Clinical Deidentification Pipeline - Obfuscation (Medium)

Description

This pipeline can be used to detect the PHI information from medical texts and obfuscate (replace them with fake ones) in the resulting text. Obfuscated entities: AGE, CONTACT, DATE, ID, LOCATION, NAME, PROFESSION, CITY, COUNTRY, DOCTOR, HOSPITAL, IDNUM, MEDICALRECORD, ORGANIZATION, PATIENT, PHONE, PROFESSION, STREET, USERNAME, ZIP, ACCOUNT, LICENSE, VIN, SSN, DLN, PLATE, IPADDR

Copy S3 URI

How to use


from sparknlp.pretrained import PretrainedPipeline

deid_pipeline = PretrainedPipeline("clinical_deidentification_obfuscation_medium", "en", "clinical/models")

result = deid_pipeline.annotate("""Name : Hendrickson, Ora, Record date: 2093-01-13, MR #719435.
Dr.
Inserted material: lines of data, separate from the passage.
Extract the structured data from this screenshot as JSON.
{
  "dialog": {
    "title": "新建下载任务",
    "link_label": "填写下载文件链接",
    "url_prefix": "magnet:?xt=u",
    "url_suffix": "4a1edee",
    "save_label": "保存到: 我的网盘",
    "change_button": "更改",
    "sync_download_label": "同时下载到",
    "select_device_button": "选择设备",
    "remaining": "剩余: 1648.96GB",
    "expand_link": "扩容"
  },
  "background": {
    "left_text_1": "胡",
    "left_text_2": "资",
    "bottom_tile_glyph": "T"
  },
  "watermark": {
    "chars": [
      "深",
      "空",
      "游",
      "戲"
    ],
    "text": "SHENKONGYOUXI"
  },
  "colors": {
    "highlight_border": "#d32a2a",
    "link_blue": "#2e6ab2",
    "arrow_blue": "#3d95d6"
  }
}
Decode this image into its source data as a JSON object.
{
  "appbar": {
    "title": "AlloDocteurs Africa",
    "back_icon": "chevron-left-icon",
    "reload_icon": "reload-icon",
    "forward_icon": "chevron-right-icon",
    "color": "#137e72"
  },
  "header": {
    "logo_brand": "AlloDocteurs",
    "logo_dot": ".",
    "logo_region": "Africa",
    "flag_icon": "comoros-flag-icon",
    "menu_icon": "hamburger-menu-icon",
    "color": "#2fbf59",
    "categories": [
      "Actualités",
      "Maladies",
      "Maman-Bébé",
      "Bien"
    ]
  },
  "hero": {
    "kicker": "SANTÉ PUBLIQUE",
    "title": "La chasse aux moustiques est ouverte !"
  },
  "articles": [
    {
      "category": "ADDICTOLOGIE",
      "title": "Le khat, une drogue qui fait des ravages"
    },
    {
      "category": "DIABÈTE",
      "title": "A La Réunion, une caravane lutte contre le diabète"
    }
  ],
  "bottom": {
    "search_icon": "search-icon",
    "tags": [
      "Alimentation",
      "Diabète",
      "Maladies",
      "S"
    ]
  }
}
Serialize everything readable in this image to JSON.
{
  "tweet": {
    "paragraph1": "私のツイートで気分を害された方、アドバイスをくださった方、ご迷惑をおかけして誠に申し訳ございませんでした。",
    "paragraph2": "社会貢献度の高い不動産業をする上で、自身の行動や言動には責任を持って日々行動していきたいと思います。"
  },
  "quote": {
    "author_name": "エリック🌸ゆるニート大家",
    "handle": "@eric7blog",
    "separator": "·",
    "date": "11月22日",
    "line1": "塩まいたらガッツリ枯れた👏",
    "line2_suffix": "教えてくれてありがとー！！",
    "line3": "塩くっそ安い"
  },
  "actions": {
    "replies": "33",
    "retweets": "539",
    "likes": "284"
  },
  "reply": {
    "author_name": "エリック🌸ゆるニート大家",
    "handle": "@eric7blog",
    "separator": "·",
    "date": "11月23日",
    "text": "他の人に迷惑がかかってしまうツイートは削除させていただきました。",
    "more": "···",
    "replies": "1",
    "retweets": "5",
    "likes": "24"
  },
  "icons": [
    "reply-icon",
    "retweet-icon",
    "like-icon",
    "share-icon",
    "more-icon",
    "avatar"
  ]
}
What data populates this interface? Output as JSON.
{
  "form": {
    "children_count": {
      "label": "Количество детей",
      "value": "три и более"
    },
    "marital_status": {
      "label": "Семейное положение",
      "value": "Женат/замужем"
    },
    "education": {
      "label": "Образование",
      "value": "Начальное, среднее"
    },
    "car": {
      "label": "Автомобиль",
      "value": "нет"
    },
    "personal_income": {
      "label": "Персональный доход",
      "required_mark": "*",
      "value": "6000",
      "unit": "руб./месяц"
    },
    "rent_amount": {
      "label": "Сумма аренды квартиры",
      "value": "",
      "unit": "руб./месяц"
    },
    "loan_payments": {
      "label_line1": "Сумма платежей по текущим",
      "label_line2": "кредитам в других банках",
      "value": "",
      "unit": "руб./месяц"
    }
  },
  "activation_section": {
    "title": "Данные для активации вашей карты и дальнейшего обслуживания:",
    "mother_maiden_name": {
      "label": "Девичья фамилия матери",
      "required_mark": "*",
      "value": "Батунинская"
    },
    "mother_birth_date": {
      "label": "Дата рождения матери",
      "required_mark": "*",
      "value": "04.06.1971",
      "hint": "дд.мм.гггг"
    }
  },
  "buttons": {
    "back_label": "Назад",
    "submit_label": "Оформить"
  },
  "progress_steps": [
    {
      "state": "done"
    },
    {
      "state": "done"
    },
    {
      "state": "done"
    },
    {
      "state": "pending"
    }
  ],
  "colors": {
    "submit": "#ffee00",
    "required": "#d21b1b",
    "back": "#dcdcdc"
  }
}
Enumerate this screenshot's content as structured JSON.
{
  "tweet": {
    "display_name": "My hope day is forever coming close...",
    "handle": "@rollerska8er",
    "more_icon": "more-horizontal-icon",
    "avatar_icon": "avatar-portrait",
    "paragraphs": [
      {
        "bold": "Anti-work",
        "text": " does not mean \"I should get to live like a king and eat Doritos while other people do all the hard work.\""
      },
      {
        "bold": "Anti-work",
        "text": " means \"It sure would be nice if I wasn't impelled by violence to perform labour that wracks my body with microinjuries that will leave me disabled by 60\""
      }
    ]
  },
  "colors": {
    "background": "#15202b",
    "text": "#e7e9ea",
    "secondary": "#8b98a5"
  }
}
John Green, ID: 1231511863, IP 203.120.223.13.
He is a 60-year-old male was admitted to the Day Hospital for cystectomy on 04/08/1993.
SSN #333-44-6666, Driver's license no: A334455B.
Phone 302-786-5227, 0295 Keats Street, San Francisco, E-MAIL: smith@gmail.com.""")




import com.johnsnowlabs.nlp.pretrained.PretrainedPipeline

val deid_pipeline = PretrainedPipeline("clinical_deidentification_obfuscation_medium", "en", "clinical/models")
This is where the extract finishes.